In this study from EY and Oxford Economics (Dec 2020) most (79 per cent) of leaders interviewed, believe that digital programs stall in the early phase and the cause is either: lack of skills or talent, lack of budget, poor-quality data or the lack of a strong data analytics function – In other words, a mix of factors. While selecting the right digital technologies with a positive business case is a must, here I would like to focus on human barriers and enablers of digital strategies in projects.

In a capital project setting, the project manager is in a privileged position to positively influence the ‘human factor’ in digital technology deployment. Harvard Business Review states that “Assembling the right team of people [...] may be the single most important step that a company contemplating digital transformation can take.” By analogy, selecting the team in your (capital) project can be the key to success. In particular, the ability to integrate horizontally end-to-end is a key characteristic of successful project leaders and core teams. This leadership characteristic will be particularly useful since most organisations and projects will realise the value of digital strategy through external collaborations – both via mergers and acquisitions, and alliances/partnerships.

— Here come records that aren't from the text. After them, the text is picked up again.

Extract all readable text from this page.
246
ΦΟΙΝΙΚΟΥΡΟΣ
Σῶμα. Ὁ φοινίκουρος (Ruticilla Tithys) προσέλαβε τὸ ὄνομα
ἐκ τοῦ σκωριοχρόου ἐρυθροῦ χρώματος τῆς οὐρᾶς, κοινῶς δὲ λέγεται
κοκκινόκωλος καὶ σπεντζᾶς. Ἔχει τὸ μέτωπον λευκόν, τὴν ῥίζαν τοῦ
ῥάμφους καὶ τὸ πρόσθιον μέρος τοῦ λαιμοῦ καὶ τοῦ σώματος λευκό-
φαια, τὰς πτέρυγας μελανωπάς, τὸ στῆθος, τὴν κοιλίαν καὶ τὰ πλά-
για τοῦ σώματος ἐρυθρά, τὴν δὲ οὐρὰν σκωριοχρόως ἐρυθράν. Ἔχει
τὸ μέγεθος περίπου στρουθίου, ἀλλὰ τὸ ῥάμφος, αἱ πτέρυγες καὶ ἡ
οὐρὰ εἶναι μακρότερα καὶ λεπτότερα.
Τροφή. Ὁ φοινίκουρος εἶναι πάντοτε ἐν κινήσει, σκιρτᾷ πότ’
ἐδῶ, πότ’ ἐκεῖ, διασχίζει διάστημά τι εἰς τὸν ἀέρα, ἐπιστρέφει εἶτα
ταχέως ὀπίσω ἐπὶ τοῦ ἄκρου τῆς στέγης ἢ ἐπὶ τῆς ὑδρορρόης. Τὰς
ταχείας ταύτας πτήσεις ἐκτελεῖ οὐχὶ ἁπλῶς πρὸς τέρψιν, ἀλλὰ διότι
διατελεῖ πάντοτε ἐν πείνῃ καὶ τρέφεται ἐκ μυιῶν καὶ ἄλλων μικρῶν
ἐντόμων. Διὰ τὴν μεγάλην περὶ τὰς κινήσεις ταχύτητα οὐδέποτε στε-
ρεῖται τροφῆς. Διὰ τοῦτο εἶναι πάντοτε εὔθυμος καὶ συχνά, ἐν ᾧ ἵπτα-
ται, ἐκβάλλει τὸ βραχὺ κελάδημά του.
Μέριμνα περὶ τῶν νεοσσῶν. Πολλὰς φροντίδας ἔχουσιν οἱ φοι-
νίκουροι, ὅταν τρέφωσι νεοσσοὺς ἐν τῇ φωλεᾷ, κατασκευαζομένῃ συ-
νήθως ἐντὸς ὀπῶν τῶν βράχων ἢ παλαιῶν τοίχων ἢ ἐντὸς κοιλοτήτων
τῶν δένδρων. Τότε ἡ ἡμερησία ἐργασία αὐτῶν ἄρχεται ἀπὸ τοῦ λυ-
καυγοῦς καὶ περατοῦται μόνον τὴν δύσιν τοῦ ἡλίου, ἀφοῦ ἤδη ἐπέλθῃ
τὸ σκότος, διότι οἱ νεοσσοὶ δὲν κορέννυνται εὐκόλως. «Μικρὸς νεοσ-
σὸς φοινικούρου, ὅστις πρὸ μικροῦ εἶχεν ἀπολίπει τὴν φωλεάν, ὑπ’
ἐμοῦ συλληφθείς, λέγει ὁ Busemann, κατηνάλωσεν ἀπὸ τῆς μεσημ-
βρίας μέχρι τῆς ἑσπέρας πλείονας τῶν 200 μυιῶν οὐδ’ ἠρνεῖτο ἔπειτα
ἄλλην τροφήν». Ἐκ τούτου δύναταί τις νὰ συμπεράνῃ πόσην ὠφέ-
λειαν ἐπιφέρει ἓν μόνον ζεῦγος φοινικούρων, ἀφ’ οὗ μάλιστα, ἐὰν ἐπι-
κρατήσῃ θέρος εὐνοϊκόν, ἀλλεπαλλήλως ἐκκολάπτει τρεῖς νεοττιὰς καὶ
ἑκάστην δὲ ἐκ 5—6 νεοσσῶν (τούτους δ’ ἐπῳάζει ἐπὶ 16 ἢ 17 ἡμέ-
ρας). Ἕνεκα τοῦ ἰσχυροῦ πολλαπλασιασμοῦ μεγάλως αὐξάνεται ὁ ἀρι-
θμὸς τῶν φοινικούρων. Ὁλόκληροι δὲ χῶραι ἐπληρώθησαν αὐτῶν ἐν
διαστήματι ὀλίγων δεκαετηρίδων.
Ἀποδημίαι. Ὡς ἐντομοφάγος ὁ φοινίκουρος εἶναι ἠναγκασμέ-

More collaborative or integrated project delivery (IPD) contracts are better suited to horizontal integration (over the life cycle of the opportunity) and successful deployment of digital technologies. In this form of contract, both risks and rewards are shared by the project owners and the EPC, and data management is facilitated; this McKinsey paper elaborates on this subject. To date this form of contract is not the most common one and it is not always feasible, but it should definitely be considered in the light of gaining efficiencies through digitalisation.

On a complementary note, the success of IPD contracts will heavily hinge on the ability of the project team to build relation and trust - again a people skill rather than a technical factor.

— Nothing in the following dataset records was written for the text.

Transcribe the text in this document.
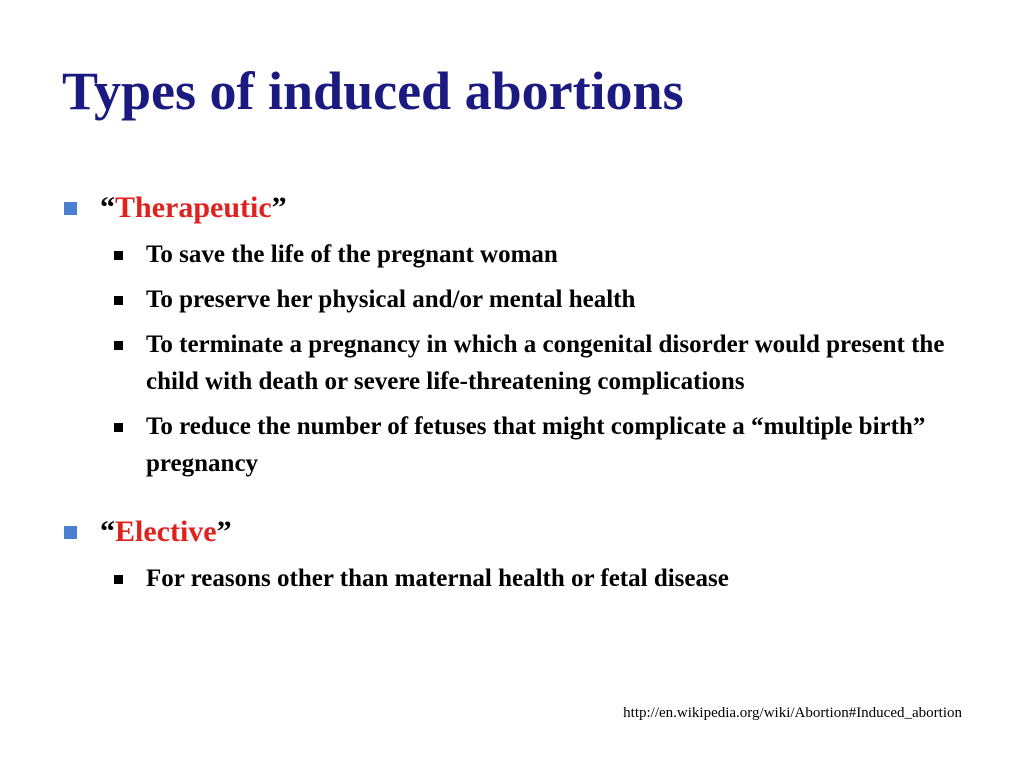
Types of induced abortions
“Therapeutic”
To save the life of the pregnant woman
To preserve her physical and/or mental health
To terminate a pregnancy in which a congenital disorder would present the child with death or severe life-threatening complications
To reduce the number of fetuses that might complicate a “multiple birth” pregnancy
“Elective”
For reasons other than maternal health or fetal disease
http://en.wikipedia.org/wiki/Abortion#Induced_abortion
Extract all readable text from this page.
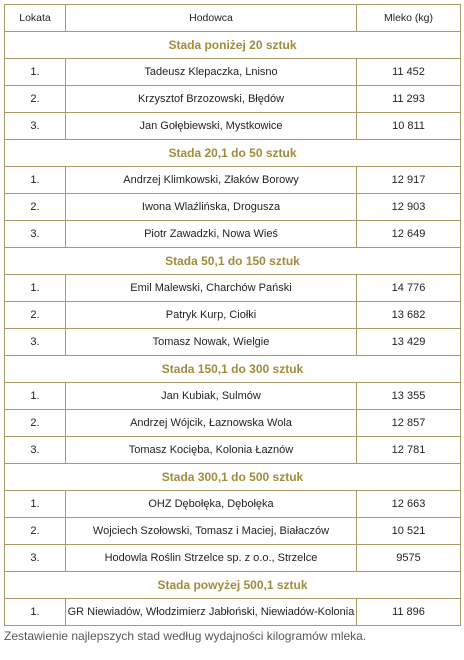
Lokata	Hodowca	Mleko (kg)
Stada poniżej 20 sztuk		
1.	Tadeusz Klepaczka, Lnisno	11 452
2.	Krzysztof Brzozowski, Błędów	11 293
3.	Jan Gołębiewski, Mystkowice	10 811
Stada 20,1 do 50 sztuk		
1.	Andrzej Klimkowski, Złaków Borowy	12 917
2.	Iwona Wlaźlińska, Drogusza	12 903
3.	Piotr Zawadzki, Nowa Wieś	12 649
Stada 50,1 do 150 sztuk		
1.	Emil Malewski, Charchów Pański	14 776
2.	Patryk Kurp, Ciołki	13 682
3.	Tomasz Nowak, Wielgie	13 429
Stada 150,1 do 300 sztuk		
1.	Jan Kubiak, Sulmów	13 355
2.	Andrzej Wójcik, Łaznowska Wola	12 857
3.	Tomasz Kocięba, Kolonia Łaznów	12 781
Stada 300,1 do 500 sztuk		
1.	OHZ Dębołęka, Dębołęka	12 663
2.	Wojciech Szołowski, Tomasz i Maciej, Białaczów	10 521
3.	Hodowla Roślin Strzelce sp. z o.o., Strzelce	9575
Stada powyżej 500,1 sztuk		
1.	GR Niewiadów, Włodzimierz Jabłoński, Niewiadów-Kolonia	11 896
Zestawienie najlepszych stad według wydajności kilogramów mleka.
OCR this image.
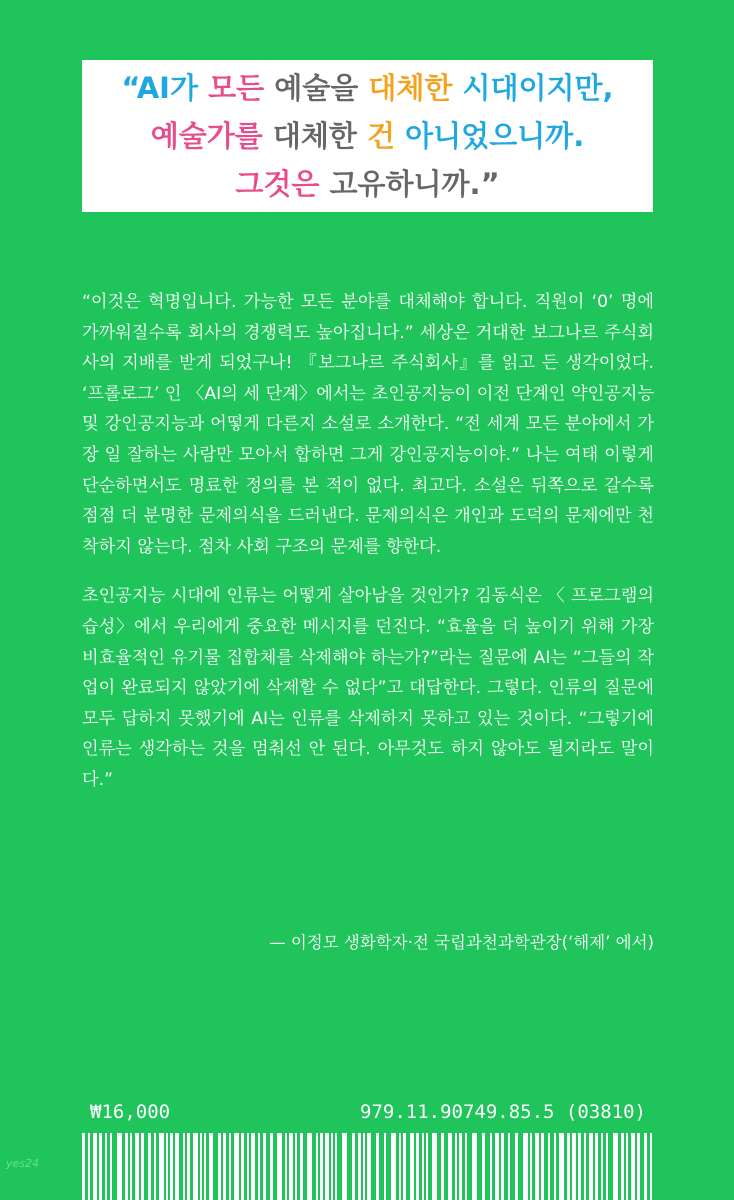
“AI가 모든 예술을 대체한 시대이지만,
예술가를 대체한 건 아니었으니까.
그것은 고유하니까.”

“이것은 혁명입니다. 가능한 모든 분야를 대체해야 합니다. 직원이 ‘0’ 명에 가까워질수록 회사의 경쟁력도 높아집니다.” 세상은 거대한 보그나르 주식회사의 지배를 받게 되었구나! 『보그나르 주식회사』를 읽고 든 생각이었다. ‘프롤로그’ 인 〈AI의 세 단계〉에서는 초인공지능이 이전 단계인 약인공지능 및 강인공지능과 어떻게 다른지 소설로 소개한다. “전 세계 모든 분야에서 가장 일 잘하는 사람만 모아서 합하면 그게 강인공지능이야.” 나는 여태 이렇게 단순하면서도 명료한 정의를 본 적이 없다. 최고다. 소설은 뒤쪽으로 갈수록 점점 더 분명한 문제의식을 드러낸다. 문제의식은 개인과 도덕의 문제에만 천착하지 않는다. 점차 사회 구조의 문제를 향한다.

초인공지능 시대에 인류는 어떻게 살아남을 것인가? 김동식은 〈 프로그램의 습성〉에서 우리에게 중요한 메시지를 던진다. “효율을 더 높이기 위해 가장 비효율적인 유기물 집합체를 삭제해야 하는가?”라는 질문에 AI는 “그들의 작업이 완료되지 않았기에 삭제할 수 없다”고 대답한다. 그렇다. 인류의 질문에 모두 답하지 못했기에 AI는 인류를 삭제하지 못하고 있는 것이다. “그렇기에 인류는 생각하는 것을 멈춰선 안 된다. 아무것도 하지 않아도 될지라도 말이다.”

— 이정모 생화학자·전 국립과천과학관장(‘해제’ 에서)
₩16,000	979.11.90749.85.5 (03810)
yes24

Independent of the form of contract, it is recommended that main contractors are selected and onboarded in the early stages of the opportunity, so that they can actively contribute to the project definition - which includes addressing questions around the many digital technologies that could bring value for the project. In a cost-driven environment, the budget allocated to digital technologies will be limited, and the expected ROI very high - getting early input and buy-in from diverse parties is critical.

To mitigate resistance to change, the value should be understood and shared by the stakeholders. Like any change, some in the project team may resist the deployment of digital technologies. Often the perception that the technology will increase (rather than decrease) the workload is at the base of such resistance, or perhaps the lack of training in the new technology/tool. Understanding the specific reason for resistance will help the project manager to develop an effective strategy for implementation. Soliciting the team’s input on tools to use also helps promote acceptance.

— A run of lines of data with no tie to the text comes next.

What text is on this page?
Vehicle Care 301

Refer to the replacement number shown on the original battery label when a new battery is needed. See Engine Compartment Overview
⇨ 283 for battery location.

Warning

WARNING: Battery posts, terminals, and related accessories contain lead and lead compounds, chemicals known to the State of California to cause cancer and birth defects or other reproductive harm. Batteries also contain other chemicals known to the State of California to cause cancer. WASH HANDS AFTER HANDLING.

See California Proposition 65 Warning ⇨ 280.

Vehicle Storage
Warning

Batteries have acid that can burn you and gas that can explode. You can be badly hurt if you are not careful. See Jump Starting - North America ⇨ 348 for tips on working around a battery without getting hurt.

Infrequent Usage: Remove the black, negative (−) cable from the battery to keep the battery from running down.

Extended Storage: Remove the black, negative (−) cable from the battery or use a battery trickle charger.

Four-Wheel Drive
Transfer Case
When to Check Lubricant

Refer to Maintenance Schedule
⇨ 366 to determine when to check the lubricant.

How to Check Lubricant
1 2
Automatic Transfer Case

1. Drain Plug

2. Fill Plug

Any capital project needs to strike a balance between short term cost savings and benefits over the life cycle of the opportunity. Therefore, the digital technologies selected will have to address well defined issues/pinch points – digitalisation with an articulated purpose is paramount.

Tracking the project performance with specific KPIs such as increased efficiencies and cost savings in  relation to digital technologies may help the adoption and fine tuning of digital technologies in  capital projects. In some cases, it may trigger a decision to stop or change the use of tooling, an example of ‘failing fast’ which is equally important.

While there is an opportunity to jointly deliver capital projects more efficiently, the road to success is obstructed by many barriers and pitfalls. Once the right digital technologies are identified and the business case confirmed, the project team will have to work collaboratively, leveraging on common value and using data driven decision tools to make informed decisions. The project manager and the core project team play a key role in enabling a sustainable digital transformation of capital projects.